No wonder Lucy Connolly has been banged up for 31 months. It was her tweet after the Southport attack saying people could set fire to asylum hotels for all she cared, and implying an illegal immigrant was responsible for the murders, that was single–handedly responsible for the worst outbreak of social disorder since 2011. If only Musk had trained his algorithms to delete such dangerous 'misinformation', we'd have had a summer of multicultural street parties with Progress Pride flags and big banners saying: 'Refugees Welcome.'
I've been trying to work out the mental gymnastics behind such an 'analysis' and I think it goes something like this: 'We have no regrets about promoting mass immigration despite the electorate repeatedly telling us not to. That policy has absolutely nothing to do with the growing cynicism about politicians, collapsing trust in institutions and fraying social cohesion. Our vision of a rainbow Britain would have come to pass were it not for that pesky Musk and his hateful algorithms.'
I'm exaggerating, but only slightly.
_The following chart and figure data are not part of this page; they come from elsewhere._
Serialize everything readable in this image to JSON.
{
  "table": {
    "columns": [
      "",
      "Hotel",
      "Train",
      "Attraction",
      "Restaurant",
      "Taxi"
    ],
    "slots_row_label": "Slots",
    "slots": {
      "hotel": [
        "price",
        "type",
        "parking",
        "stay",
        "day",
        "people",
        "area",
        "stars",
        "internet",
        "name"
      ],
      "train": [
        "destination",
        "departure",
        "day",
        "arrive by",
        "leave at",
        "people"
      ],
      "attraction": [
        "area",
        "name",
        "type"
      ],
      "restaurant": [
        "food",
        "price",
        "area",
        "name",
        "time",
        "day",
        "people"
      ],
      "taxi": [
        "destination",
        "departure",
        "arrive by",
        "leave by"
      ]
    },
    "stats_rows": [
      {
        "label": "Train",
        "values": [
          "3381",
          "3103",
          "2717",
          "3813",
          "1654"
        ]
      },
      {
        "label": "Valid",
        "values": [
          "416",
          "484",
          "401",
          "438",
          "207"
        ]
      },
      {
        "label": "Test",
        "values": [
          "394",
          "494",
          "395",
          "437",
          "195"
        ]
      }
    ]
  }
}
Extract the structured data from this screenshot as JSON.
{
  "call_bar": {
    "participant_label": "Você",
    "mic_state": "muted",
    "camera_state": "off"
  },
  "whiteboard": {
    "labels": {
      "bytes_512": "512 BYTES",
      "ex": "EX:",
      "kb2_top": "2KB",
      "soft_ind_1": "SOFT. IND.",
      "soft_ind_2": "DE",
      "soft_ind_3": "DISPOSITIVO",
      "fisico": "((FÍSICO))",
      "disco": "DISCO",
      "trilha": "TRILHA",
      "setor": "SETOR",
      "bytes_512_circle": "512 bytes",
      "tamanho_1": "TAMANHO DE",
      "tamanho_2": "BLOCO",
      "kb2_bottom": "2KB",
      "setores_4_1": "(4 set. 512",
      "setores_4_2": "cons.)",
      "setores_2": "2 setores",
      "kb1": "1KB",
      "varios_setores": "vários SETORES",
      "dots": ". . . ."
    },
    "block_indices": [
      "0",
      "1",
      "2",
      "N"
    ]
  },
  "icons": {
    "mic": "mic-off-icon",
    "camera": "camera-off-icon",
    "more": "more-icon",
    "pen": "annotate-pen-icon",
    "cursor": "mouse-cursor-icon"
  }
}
Listen to Imran Ahmed, the chief executive of the Center for Countering Digital Hate, a pro-censorship lobby group. 'One year on from the Southport riots, X remains the crucial hub for hate-filled lies and incitement of violence targeting migrants and Muslims,' he told the Guardian. Incidentally, Imran has fled to Washington, so great is his anarchophobia.
At some point you'd think it would occur to these geniuses that the aggressive policing of social media posts – more than 30 people a day are being nicked for speech crimes– isn't having the desired effect. Last time I checked, Reform UK was riding high at 34 per cent in the polls. Maybe the real reason these people don't like their policies being attacked online is that, deep down, they've lost faith in them themselves and don't want to be forced to defend them. It's not British society that's on the verge of imploding. It's the lanyard class.